Genèse du programme de sous-marins de Taïwan
En 1973, Les États-Unis ont transféré à Taiwan deux sous-marins de type Guppy II (Hai Shih et Hai Pao), entrés en service en 1945 et 1946 dans l’US Navy pour l’entraînement à la lutte anti-sous-marine.
En septembre 1981, la RDC commande aux Pays-Bas deux sous-marins neufs de type Zwaardvis de 2 360 tonnes de déplacement en plongée. Le Hai Lung et le Hai Hu sont livrés respectivement en 1987 et 1988. La livraison de deux autres unités du même type a été annulée à la suite des pressions exercées par la RPC sur le gouvernement néerlandais.
Taïwan souhaite ensuite faire construire quatre nouveaux sous-marins à l’étranger, mais se heurte à l’intransigeance des gouvernements occidentaux dont les chantiers constructeurs ont été sollicités.
En France, pays qui aurait eu la capacité de répondre à l’appel d’offres et qui honorait alors un contrat de vente de Mirages et de frégates « Bravo », le gouvernement Balladur a cédé face à la RPC. Il signe le 12 janvier 1994 un accord avec Pékin par lequel la France s’engage désormais à ne plus fournir de matériel offensif à Taïwan, donc bien évidemment pas de sous-marin d’attaque.
Lors de sa prise de fonction en 2001, le président des États-Unis, George W. Bush, fait la promesse de fournir 8 sous-marins classiques pour Taïwan. Les chantiers américains ne faisant plus que des sous-marins à propulsion nucléaire depuis les années cinquante ont été dans l’incapacité de répondre au besoin.
Dès 2003, il apparaît clairement aux décideurs de Taipei qu’il leur faut se doter de capacités locales de construction de coques de sous-marins en acier à haute limite d’élasticité ainsi que des systèmes d’armes associés. Le programme IDS (Indigenous Defense Submarine) est lancé.
Le 10 décembre 2014, M. Kao, vice-ministre administratif de la défense, a déclaré à l’Assemblée législative qu’un sous-marin construit à Taïwan pourrait être achevé d’ici 2024.
Le 31 mars 2015, alors qu’il présidait la cérémonie d’admission au service actif de la première corvette lance-missiles furtive de fabrication locale, le président taïwanais Ma Ying-jeou a réaffirmé sa détermination à mettre en place un programme national de sous-marins. Il a précisé que « le sous-marin est l’arme la plus importante pour un pays qui se dote de capacités de défense navale. La marine a absolument besoin d’acquérir de [nouveaux] sous-marins ».
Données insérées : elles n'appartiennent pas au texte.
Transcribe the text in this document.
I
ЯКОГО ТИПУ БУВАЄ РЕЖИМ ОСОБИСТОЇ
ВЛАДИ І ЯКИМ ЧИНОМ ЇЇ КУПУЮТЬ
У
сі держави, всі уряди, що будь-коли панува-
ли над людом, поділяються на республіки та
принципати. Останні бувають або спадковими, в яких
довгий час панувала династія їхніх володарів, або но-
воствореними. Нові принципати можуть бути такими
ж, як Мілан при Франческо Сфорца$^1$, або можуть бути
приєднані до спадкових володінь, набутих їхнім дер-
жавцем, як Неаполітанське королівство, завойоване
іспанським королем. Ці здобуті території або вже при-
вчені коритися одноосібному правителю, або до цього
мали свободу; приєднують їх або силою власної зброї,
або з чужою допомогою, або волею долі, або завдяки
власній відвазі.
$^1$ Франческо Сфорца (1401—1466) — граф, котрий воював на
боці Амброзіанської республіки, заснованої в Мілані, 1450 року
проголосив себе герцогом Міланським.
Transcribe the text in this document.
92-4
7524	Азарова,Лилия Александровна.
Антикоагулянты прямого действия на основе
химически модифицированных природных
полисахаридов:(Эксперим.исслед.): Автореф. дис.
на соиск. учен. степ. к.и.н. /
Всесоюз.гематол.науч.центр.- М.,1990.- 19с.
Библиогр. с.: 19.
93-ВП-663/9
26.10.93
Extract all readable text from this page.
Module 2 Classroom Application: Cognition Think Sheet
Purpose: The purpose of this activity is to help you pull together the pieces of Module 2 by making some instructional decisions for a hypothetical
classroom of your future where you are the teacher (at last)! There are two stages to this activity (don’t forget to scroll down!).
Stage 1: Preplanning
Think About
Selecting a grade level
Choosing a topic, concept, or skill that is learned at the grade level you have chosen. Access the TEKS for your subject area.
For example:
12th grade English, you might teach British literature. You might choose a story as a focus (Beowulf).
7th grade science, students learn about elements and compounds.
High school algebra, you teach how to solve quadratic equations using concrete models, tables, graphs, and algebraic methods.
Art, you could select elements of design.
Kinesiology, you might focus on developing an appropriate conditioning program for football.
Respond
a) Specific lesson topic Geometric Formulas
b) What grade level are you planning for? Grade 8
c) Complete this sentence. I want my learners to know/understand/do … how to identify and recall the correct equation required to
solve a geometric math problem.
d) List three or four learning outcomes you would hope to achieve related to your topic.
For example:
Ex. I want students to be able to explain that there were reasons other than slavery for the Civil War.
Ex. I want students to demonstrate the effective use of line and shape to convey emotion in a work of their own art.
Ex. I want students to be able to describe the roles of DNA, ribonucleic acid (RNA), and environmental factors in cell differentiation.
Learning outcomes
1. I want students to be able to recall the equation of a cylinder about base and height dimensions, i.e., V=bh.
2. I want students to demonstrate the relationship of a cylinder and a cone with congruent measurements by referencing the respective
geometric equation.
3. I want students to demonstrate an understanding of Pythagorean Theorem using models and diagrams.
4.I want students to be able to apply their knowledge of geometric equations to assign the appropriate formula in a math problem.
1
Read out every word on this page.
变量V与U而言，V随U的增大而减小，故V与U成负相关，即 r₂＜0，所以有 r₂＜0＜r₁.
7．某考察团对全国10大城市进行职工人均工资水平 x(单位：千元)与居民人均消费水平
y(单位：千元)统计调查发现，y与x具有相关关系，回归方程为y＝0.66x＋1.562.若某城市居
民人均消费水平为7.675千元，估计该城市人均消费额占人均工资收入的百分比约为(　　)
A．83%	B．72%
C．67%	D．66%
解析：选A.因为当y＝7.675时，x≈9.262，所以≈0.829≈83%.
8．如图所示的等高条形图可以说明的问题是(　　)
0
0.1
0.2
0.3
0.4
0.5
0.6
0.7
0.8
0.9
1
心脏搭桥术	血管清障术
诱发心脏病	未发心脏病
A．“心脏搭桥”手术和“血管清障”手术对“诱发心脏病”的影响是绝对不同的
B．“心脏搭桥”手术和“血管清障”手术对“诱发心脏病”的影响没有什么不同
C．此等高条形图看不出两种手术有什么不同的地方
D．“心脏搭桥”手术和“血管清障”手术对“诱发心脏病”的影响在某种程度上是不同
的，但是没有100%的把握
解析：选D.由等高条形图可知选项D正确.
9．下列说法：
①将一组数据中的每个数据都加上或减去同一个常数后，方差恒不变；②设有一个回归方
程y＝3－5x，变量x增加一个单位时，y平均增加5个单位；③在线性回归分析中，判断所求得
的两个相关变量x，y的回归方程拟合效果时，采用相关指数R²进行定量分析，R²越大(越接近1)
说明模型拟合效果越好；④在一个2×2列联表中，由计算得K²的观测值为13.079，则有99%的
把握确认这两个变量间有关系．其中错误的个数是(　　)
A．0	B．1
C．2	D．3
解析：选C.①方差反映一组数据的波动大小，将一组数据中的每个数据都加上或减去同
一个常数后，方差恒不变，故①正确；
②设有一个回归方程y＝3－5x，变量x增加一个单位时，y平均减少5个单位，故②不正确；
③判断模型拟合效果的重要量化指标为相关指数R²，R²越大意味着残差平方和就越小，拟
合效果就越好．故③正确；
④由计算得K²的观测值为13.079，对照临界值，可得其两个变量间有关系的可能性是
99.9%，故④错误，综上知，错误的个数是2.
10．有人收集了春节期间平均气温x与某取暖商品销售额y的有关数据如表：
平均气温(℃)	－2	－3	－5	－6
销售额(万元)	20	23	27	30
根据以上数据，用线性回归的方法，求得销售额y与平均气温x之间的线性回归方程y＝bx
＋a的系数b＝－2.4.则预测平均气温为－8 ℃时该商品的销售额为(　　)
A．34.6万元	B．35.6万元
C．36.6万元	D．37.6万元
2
En 2016, les élections présidentielles sont remportées par Tsai Ing-wen du DPP qui remplace un président du KMT. Elle ne modifie pas le programme de sous-marins. La construction est confiée à une entreprise commune entre l’Institut gouvernemental de science et de technologie de Chungshan et l’ancien chantier naval d’État CSBC Corp.
En 2018, les États-Unis autorisent le transfert de technologie. Deux sociétés européennes, deux américaines, une indienne et une japonaise proposent des projets.
28 septembre 2023 : présentation officielle du sous-marin. Il est nommé Hai Kun (Narval) et devrait être opérationnel d’ici trois ans.